Li Fuyi, Guo Xudong, Xiang Dongxu, Pitt Miranda E, Bainomugisa Arnold, Coin Lachlan J M
Department of Microbiology and Immunology, The Peter Doherty Institute for Infection and Immunity, The University of Melbourne, 792 Elizabeth Street, Melbourne, VIC 3000, Australia.
School of Information Engineering, Ningxia University, Yinchuan, Ningxia 750021, China.
Comput Struct Biotechnol J. 2022 Jan 22;20:662-674. doi: 10.1016/j.csbj.2022.01.019. eCollection 2022.
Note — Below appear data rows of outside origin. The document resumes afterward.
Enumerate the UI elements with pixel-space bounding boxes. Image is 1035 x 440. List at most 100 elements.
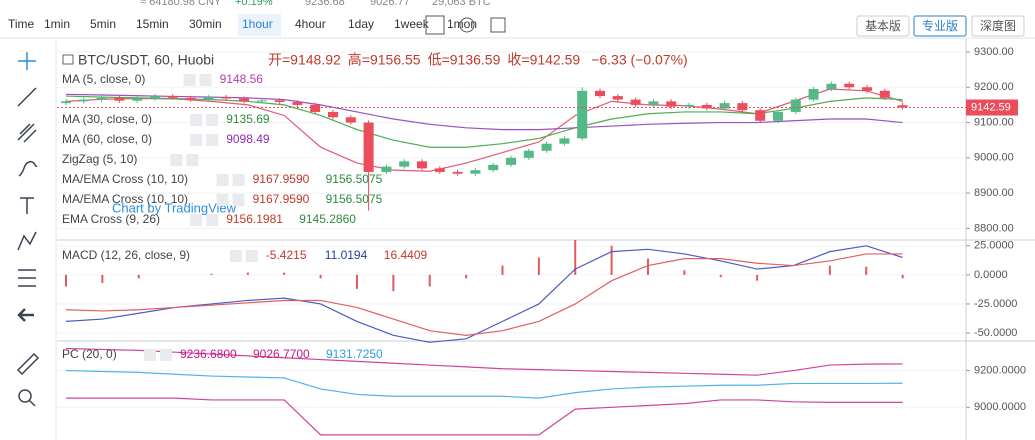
measure-tool[interactable] [16,352,40,376]
indicator-value: 16.4409 [384,248,428,262]
zoom-tool[interactable] [18,389,32,403]
legend-settings[interactable] [170,154,183,166]
interval-button[interactable]: 15min [136,17,169,31]
indicator-name: MA (30, close, 0) [62,112,152,126]
candle-body [612,96,623,100]
legend-settings[interactable] [144,349,156,361]
legend-close[interactable] [160,349,172,361]
text-tool[interactable] [20,197,34,214]
interval-button[interactable]: 30min [189,17,222,31]
ticker-stat: +0.19% [235,0,273,8]
zoom-handle [28,399,36,407]
candle-body [132,98,143,101]
ticker-stat: 9026.77 [370,0,410,8]
change-value: −6.33 (−0.07%) [591,52,688,68]
interval-button[interactable]: 1day [348,17,374,31]
version-label: 基本版 [865,19,901,33]
watermark: Chart by TradingView [112,200,237,215]
y-tick-label: 9300.00 [974,46,1014,58]
ticker-stat: ≈ 64180.98 CNY [140,0,222,8]
candle-body [185,97,196,100]
back-tool[interactable] [17,308,34,322]
settings-button[interactable] [459,17,475,33]
candle-body [541,143,552,151]
brush-tool[interactable] [18,160,38,177]
last-price-label: 9142.59 [971,101,1011,113]
indicator-value: 9167.9590 [253,172,310,186]
candle-body [381,166,392,172]
legend-close[interactable] [232,174,245,186]
indicator-value: 9148.56 [220,72,264,86]
symbol-label: BTC/USDT, 60, Huobi [78,52,214,68]
ohlc-value: 收=9142.59 [507,52,580,68]
indicator-name: MA (60, close, 0) [62,132,152,146]
legend-icon [62,54,74,65]
legend-settings[interactable] [190,134,203,146]
candle-body [577,90,588,139]
legend-close[interactable] [232,194,245,206]
legend-close[interactable] [186,154,199,166]
indicator-value: 9156.5075 [326,192,383,206]
legend-settings[interactable] [183,74,196,86]
legend-close[interactable] [206,214,219,226]
legend-settings[interactable] [229,250,242,262]
fullscreen-button[interactable] [490,17,506,33]
tools[interactable] [16,52,40,407]
y-tick-label: 9000.00 [974,152,1014,164]
interval-active [238,14,281,36]
indicator-value: 9145.2860 [299,212,356,226]
candle-body [310,104,321,112]
interval-button[interactable]: 1mon [447,17,477,31]
candle-body [203,97,214,100]
interval-button[interactable]: 1min [44,17,70,31]
interval-button[interactable]: 5min [90,17,116,31]
legend-settings[interactable] [190,214,203,226]
pattern-tool[interactable] [17,231,37,251]
candle-body [61,101,71,104]
indicator-value: -5.4215 [266,248,307,262]
candle-body [790,99,801,112]
fib-tool[interactable] [17,123,37,143]
line-tool[interactable] [17,87,37,107]
interval-button[interactable]: 4hour [295,17,326,31]
candle-body [862,87,872,91]
candle-body [96,97,107,100]
ohlc-value: 高=9156.55 [348,52,421,68]
indicator-line [65,347,903,376]
legend-close[interactable] [206,114,219,126]
prediction-tool[interactable] [18,269,36,287]
legend-close[interactable] [206,134,219,146]
legend-close[interactable] [199,74,212,86]
last-price-tag [966,99,1018,116]
version-button[interactable] [856,15,910,37]
indicator-value: 9156.5075 [326,172,383,186]
legend-settings[interactable] [216,174,229,186]
interval-button[interactable]: 1hour [242,17,273,31]
interval-button[interactable]: 1week [394,17,430,31]
candle-body [684,104,694,107]
legend-settings[interactable] [190,114,203,126]
indicator-value: 11.0194 [325,248,368,262]
version-button[interactable] [913,15,967,37]
legend-close[interactable] [245,250,258,262]
indicator-name: MACD (12, 26, close, 9) [62,248,190,262]
candle-body [239,98,249,102]
indicator-value: 9135.69 [226,112,270,126]
legend-settings[interactable] [216,194,229,206]
indicator-line [66,397,903,436]
version-button[interactable] [971,15,1025,37]
y-tick-label: -25.0000 [974,298,1017,310]
indicator-value: 9026.7700 [253,347,310,361]
chart-type-button[interactable] [425,15,445,35]
candle-body [808,89,819,100]
indicator-name: MA (5, close, 0) [62,72,145,86]
candle-body [844,83,855,88]
candle-body [328,111,338,118]
crosshair-tool[interactable] [18,52,36,70]
candle-body [506,157,516,165]
candle-body [434,168,445,172]
ohlc-value: 低=9136.59 [428,52,501,68]
indicator-value: 9131.7250 [326,347,383,361]
candle-body [363,122,374,172]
genome comprises approximately 10% of two families of poorly characterised genes due to their high GC content and highly repetitive nature. The largest sub-group, the proline-glutamic acid polymorphic guanine-cytosine-rich sequence (PE_PGRS) family, is thought to be involved in host response and disease pathogenicity. Due to their high genetic variability and complexity of analysis, they are typically disregarded for further research in genomic studies. There are currently limited online resources and homology computational tools that can identify and analyse PE_PGRS proteins. In addition, they are computational-intensive and time-consuming, and lack sensitivity. Therefore, computational methods that can rapidly and accurately identify PE_PGRS proteins are valuable to facilitate the functional elucidation of the PE_PGRS family proteins. In this study, we developed the first machine learning-based bioinformatics approach, termed PEPPER, to allow users to identify PE_PGRS proteins rapidly and accurately. PEPPER was built upon a comprehensive evaluation of 13 popular machine learning algorithms with various sequence and physicochemical features. Empirical studies demonstrated that PEPPER achieved significantly better performance than alignment-based approaches, BLASTP and PHMMER, in both prediction accuracy and speed. PEPPER is anticipated to facilitate community-wide efforts to conduct high-throughput identification and analysis of PE_PGRS proteins.
由于高GC含量和高度重复的性质,基因组中约10%由两个特征不明的基因家族组成。最大的亚组,即脯氨酸-谷氨酸多态性富含鸟嘌呤-胞嘧啶序列(PE_PGRS)家族,被认为与宿主反应和疾病致病性有关。由于其高遗传变异性和分析的复杂性,它们在基因组研究中通常被忽视而不再进一步研究。目前,能够识别和分析PE_PGRS蛋白的在线资源和同源性计算工具有限。此外,它们计算量大、耗时且缺乏敏感性。因此,能够快速准确识别PE_PGRS蛋白的计算方法对于促进PE_PGRS家族蛋白的功能阐释具有重要价值。在本研究中,我们开发了第一种基于机器学习的生物信息学方法,称为PEPPER,以允许用户快速准确地识别PE_PGRS蛋白。PEPPER是基于对13种具有各种序列和物理化学特征的流行机器学习算法的全面评估构建的。实证研究表明,在预测准确性和速度方面,PEPPER的性能明显优于基于比对的方法BLASTP和PHMMER。预计PEPPER将促进全社区对PE_PGRS蛋白进行高通量识别和分析的努力。